Fast rotation and inviscid limits for the SQG equation with general ill-prepared initial data

TL;DR

This paper investigates the effects of fast rotation and inviscid limits on the 2-D dissipative surface quasi-geostrophic equation with dispersive forcing, revealing linear limit dynamics and transported initial data under combined limits.

Contribution

It provides new results on the behavior of the SQG equation under simultaneous fast rotation and inviscid limits with ill-prepared initial data, including convergence proofs.

Findings

Limit dynamics are linear under fast rotation with fixed viscosity.

Initial data is transported along the flow in combined limits.

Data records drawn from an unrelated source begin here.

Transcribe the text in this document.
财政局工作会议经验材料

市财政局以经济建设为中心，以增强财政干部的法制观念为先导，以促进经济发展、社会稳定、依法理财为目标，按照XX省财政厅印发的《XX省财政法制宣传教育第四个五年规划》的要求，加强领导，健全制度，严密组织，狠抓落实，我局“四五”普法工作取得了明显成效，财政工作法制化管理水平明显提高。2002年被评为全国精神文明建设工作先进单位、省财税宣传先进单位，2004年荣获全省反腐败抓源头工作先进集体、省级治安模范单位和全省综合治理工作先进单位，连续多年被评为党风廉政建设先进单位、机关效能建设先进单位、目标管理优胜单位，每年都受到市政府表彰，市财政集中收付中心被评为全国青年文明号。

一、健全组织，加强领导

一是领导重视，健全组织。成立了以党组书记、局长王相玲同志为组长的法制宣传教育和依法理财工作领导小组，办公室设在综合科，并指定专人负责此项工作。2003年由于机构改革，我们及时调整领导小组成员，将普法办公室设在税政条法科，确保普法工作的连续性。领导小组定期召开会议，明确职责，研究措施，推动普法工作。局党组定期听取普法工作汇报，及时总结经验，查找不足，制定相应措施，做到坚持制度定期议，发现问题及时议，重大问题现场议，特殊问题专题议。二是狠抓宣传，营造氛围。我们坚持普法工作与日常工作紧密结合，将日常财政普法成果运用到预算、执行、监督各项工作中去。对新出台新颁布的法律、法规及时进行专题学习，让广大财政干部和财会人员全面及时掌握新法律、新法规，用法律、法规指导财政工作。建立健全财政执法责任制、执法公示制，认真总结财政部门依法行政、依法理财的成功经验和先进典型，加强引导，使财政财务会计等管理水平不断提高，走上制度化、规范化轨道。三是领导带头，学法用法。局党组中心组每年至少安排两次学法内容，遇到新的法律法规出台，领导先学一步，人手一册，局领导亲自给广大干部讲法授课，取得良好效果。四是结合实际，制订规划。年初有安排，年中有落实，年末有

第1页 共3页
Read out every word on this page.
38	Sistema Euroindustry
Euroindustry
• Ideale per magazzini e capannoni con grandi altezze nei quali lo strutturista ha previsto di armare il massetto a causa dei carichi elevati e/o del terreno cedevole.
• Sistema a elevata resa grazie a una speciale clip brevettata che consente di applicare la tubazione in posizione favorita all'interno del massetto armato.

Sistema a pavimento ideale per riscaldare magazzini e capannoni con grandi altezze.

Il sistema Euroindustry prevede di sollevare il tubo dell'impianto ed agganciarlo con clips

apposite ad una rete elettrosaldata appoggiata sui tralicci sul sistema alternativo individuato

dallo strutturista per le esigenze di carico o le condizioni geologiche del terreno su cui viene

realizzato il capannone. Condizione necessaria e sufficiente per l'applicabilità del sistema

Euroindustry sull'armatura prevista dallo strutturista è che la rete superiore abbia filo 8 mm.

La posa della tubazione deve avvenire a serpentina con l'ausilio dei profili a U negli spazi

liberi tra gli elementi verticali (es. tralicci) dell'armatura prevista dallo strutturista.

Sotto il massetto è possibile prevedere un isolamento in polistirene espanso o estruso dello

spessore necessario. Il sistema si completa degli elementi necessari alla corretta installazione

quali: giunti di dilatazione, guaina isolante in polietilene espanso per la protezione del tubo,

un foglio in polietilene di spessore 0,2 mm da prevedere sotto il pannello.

Convergence established using Aubin-Lions lemma.

Abstract

In the present paper, we study the fast rotation and inviscid limits for the 2-D dissipative surface quasi-geostrophic equation with a dispersive forcing term $A \mathcal{R}_{1} \vartheta$, in the domain $\Omega =\mathbb{T}^{1} \times \mathbb{R}$. In the case when we perform the fast rotation limit (keeping the viscosity fixed), in the context of general ill-prepared initial data, we prove that the limit dynamics is described by a linear equation. On the other hand, performing the combined fast rotation and inviscid limits, we show that the initial data $\overline{\vartheta}_{0}$ is transported along the motion. The proof of the convergence is based on an application of the Aubin-Lions lemma.